"ES6-like" Python dict spread [duplicate]

Question

I'm trying to write a function spread in Python 3.6 (I cannot use any newer release), and, so far, I've got something that looks like this:

d = {"a": 1, "b": 2, "c": 3}
a, b, c = spread(d, ['a', 'b', 'c'])
a
>> 1
b
>> 2
c
>> 3

The problem is: there is kind of duplication since the position of the left side must match the keys list on the function's 2nd argument for it to make sense. So, change the order of the keys list, and variable a will hold a different value than d['a']. I need to keep consistency by either

a, b, c = spread(d) # how?

Or spread(d, ???). I'm not considering initializing a, b, c with None and then pass them as a list.

Any thoughts or leads on how to approach this? Is it even possible? Thanks!

Answer 1

No this isn't really possible. You can't have

a, b, c = spread(d)

and

a, c, b = spread(d)

give the same value to b. This is because the right side of an assignment statement is evaluated first. So spread executes and returns its values before your code knows which order you put them in on the left.

Some googling leads be to believe that by "spread-like syntax for dicts", you're looking for the **dict syntax. See What does ** (double star/asterisk) and * (star/asterisk) do for parameters?

Answer 2

not very pretty, but you can sort of get there doing:

def f1(a, b, c, **_):
    print(a)
    print(b)
    print(c)

d = {"a": 1, "b": 2, "c": 3}

f1(**d)

very different semantics, but posted in the hope it'll inspire something!

as per @phhu's comment, ** in the definition of f1 is a catch-all keyword argument specifier telling Python that all unmatched parameters should be put into a dictionary of the given name, _ in my case. calling as f1(**d) says to unpack the specified dictionary into the function's parameters.

hence if it was used like:

e = {"a": 1, "b": 2, "c": 3, "extra": 42}

f1(**e)

then inside f1 the _ variable would be set to {"extra": 42}. I'm using _ because this identifier is used across a few languages to indicate a throwaway/placeholder variable name, i.e. something that is not expected to be used later.

Answer 3

globals().update(d) does what you ask, but...

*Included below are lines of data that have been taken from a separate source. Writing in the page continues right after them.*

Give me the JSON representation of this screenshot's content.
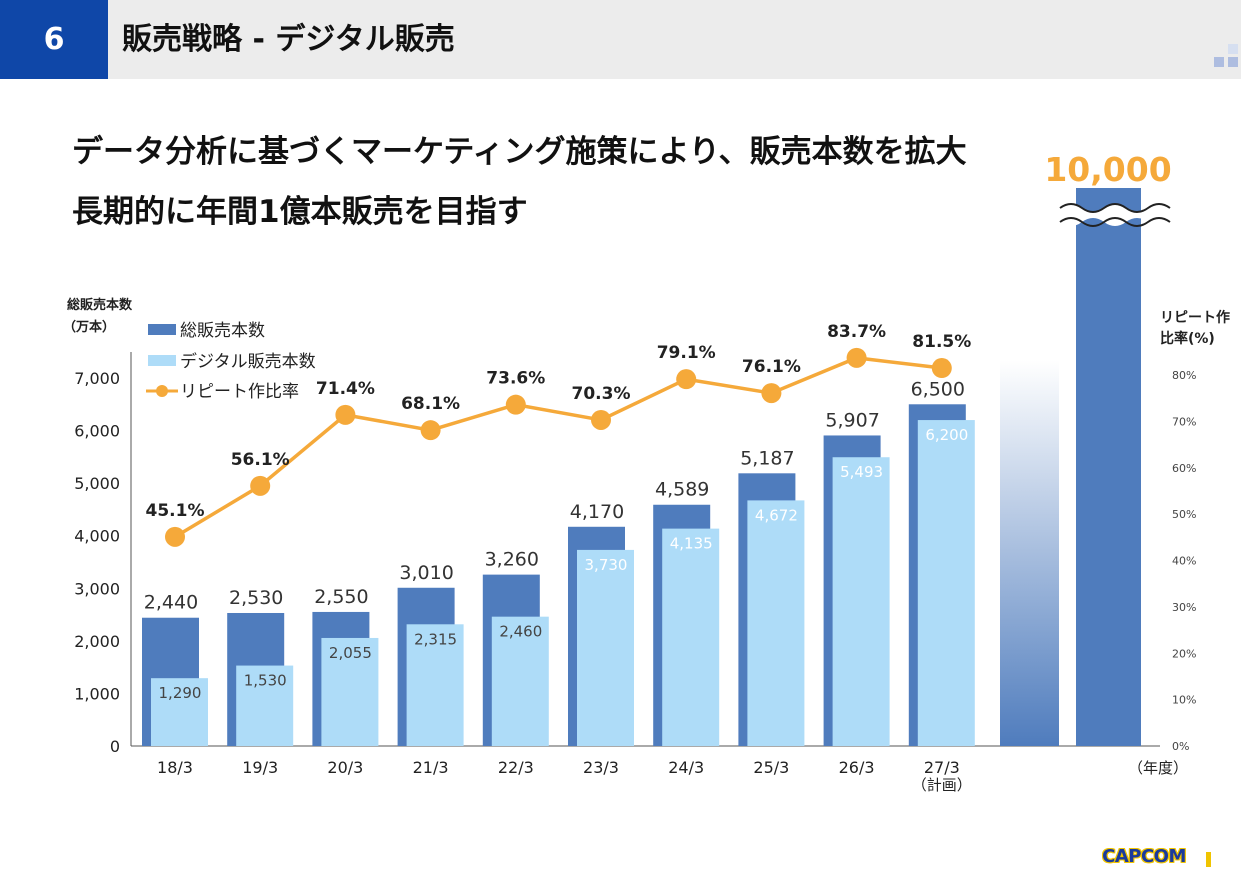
{
  "header": {
    "page_number": "6",
    "title": "販売戦略 - デジタル販売"
  },
  "headline": {
    "line1": "データ分析に基づくマーケティング施策により、販売本数を拡大",
    "line2": "長期的に年間1億本販売を目指す"
  },
  "logo": {
    "text": "CAPCOM"
  },
  "colors": {
    "total_bar": "#4f7cbd",
    "digital_bar": "#aedcf8",
    "repeat_line": "#f5a93a",
    "header_blue": "#0f47a8"
  },
  "chart_data": {
    "type": "bar",
    "categories": [
      "18/3",
      "19/3",
      "20/3",
      "21/3",
      "22/3",
      "23/3",
      "24/3",
      "25/3",
      "26/3",
      "27/3"
    ],
    "category_note": "（計画）",
    "series": [
      {
        "name": "総販売本数",
        "type": "bar",
        "values": [
          2440,
          2530,
          2550,
          3010,
          3260,
          4170,
          4589,
          5187,
          5907,
          6500
        ],
        "labels": [
          "2,440",
          "2,530",
          "2,550",
          "3,010",
          "3,260",
          "4,170",
          "4,589",
          "5,187",
          "5,907",
          "6,500"
        ]
      },
      {
        "name": "デジタル販売本数",
        "type": "bar",
        "values": [
          1290,
          1530,
          2055,
          2315,
          2460,
          3730,
          4135,
          4672,
          5493,
          6200
        ],
        "labels": [
          "1,290",
          "1,530",
          "2,055",
          "2,315",
          "2,460",
          "3,730",
          "4,135",
          "4,672",
          "5,493",
          "6,200"
        ]
      },
      {
        "name": "リピート作比率",
        "type": "line",
        "axis": "right",
        "values": [
          45.1,
          56.1,
          71.4,
          68.1,
          73.6,
          70.3,
          79.1,
          76.1,
          83.7,
          81.5
        ],
        "labels": [
          "45.1%",
          "56.1%",
          "71.4%",
          "68.1%",
          "73.6%",
          "70.3%",
          "79.1%",
          "76.1%",
          "83.7%",
          "81.5%"
        ]
      }
    ],
    "target": {
      "value": 10000,
      "label": "10,000"
    },
    "y_left": {
      "label_line1": "総販売本数",
      "label_line2": "（万本）",
      "range": [
        0,
        7000
      ],
      "ticks": [
        0,
        1000,
        2000,
        3000,
        4000,
        5000,
        6000,
        7000
      ],
      "tick_labels": [
        "0",
        "1,000",
        "2,000",
        "3,000",
        "4,000",
        "5,000",
        "6,000",
        "7,000"
      ]
    },
    "y_right": {
      "label_line1": "リピート作",
      "label_line2": "比率(%)",
      "range": [
        0,
        80
      ],
      "ticks": [
        0,
        10,
        20,
        30,
        40,
        50,
        60,
        70,
        80
      ],
      "tick_labels": [
        "0%",
        "10%",
        "20%",
        "30%",
        "40%",
        "50%",
        "60%",
        "70%",
        "80%"
      ]
    },
    "x_label": "（年度）",
    "legend_position": "top-left",
    "grid": false
  }
}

• It works in the global scope only, locals() is not guaranteed to return a writable dictionary.
• It impairs debuggability of your code. If one of the variables set this way ends up with an unexpected value, no search will show you that this is the place the variable is being set.

Answer 4

You could assign the variables to the result of a values() call:

>>> d = {"a": 1, "b": 2, "c": 3}
>>> a,b,c = d.values()
>>> a
1
>>> b
2
>>> c
3

I don't recommend doing this for versions of Python where dict ordering is not guaranteed, but luckily this should work in 3.6 and above.